Das versuchen wir natürlich zu vwrmeiden 🙂
Bitte teilen Sie kurz mit, wo Ihnen weiße Schrift auf weißem Grund angezeigt wurde…
– Danke, Ihre Redaktion
Von 2004-2010 Vize-Präsident und von 2010-2019 Generalsekretär?!? Also 15 Jahre lang einer der Hauptvetantwortlichen der LSAP?
Er hat also die Titanic geplant, gebaut, vom Stapel gelassen, gesteuert, in den Eisberg gerannt, in die Schieflage und zum kentern gebracht und jetzt soll er der richtige sein um zu verhindern dass das sinkende Schiff nicht unter geht und auf dem Meeresboden versinkt?
Ja, klingt vernünftig und einleuchtend …..
Aber Hallo!!! liebe LSAP, ist das euer Ernst? habt ihr euch im Datum geirrt? der 1.April kommt erst!
Leute die so eine Entscheidung treffen sollen das Land in die Zukunft führen?
Ich seh schwarz!
Meiner Meinung nach liegt das Problem eher darin, dass nach dem Rückzug von Closener kein anderer Kandidat vorhanden war und um sich nicht einem Debakel, ja sogar einer Demütigung auszusetzen auf einem Nationalkongress der extra einberufen wurde um einen neuen Präsidenten zu wählen, ohne jeglichen Kandidaten dazustehen, wurde dann halt der einzige genommen der bereitschlagen hat lassen und den Strippenzieher in der Parteispitze genehm war.
Ausserdem kennt kaum ein anderer den Weg des Untergangs der LSAP besser wie er und so kann dann das Werk des vollständigen Untergangs der LSAP zu Ende gebracht werden.

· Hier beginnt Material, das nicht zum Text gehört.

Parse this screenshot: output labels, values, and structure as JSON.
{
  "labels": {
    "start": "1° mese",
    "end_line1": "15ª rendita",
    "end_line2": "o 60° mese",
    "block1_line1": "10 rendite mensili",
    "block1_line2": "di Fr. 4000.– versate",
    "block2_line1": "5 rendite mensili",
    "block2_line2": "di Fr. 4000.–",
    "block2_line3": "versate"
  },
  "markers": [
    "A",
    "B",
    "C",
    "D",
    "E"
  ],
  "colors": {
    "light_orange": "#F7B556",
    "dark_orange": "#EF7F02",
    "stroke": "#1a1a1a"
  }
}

Schade um eine einst glorreiche sozialistische Partei.
Sozialisten gibt es in Luxemburg schon lange nicht mehr. Im besten Fall gibt es noch soziale Demokraten.

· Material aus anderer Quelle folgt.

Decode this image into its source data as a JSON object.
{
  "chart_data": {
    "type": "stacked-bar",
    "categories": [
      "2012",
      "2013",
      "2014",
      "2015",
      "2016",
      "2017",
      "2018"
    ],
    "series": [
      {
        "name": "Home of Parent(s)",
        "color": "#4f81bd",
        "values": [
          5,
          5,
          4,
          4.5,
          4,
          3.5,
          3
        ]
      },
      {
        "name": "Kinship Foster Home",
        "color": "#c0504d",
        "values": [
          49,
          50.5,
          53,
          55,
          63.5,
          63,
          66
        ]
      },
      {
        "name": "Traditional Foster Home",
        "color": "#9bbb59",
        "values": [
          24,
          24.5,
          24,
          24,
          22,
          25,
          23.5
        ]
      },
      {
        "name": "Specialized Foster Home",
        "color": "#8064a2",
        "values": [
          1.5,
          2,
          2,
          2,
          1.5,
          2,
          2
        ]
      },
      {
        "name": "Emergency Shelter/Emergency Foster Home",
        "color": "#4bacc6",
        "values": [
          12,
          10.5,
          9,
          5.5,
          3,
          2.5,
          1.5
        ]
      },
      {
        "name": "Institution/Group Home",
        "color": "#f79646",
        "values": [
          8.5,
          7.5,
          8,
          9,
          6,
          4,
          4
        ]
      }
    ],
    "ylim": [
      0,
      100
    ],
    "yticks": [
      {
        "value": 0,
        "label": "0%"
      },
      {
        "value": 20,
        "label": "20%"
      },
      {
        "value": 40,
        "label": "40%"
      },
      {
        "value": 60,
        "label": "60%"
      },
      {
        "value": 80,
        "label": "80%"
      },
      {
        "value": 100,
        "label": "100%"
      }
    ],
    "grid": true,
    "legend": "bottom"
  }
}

Wann Leit dei nemmen negativ un all Person den beret ass sech als President ze presenteren an mengen Sie haeten dei besser leisung dann presentert ech an nemmen meckeren brengt koum eppes , ech sin an der partei sei1967 , fannen och munches gelengtlech net gudd awer fir elo besser ze machen do muss een awer och den kurasch hun an soen hei sin ech , ech wees et besser , op den warde mir dann elo , meckeren an dann am stellen kemmerlein sech et gudd goen loosen . Als President huet een vieles wat mus op den Wee gesat gin , awer net emmer durch get.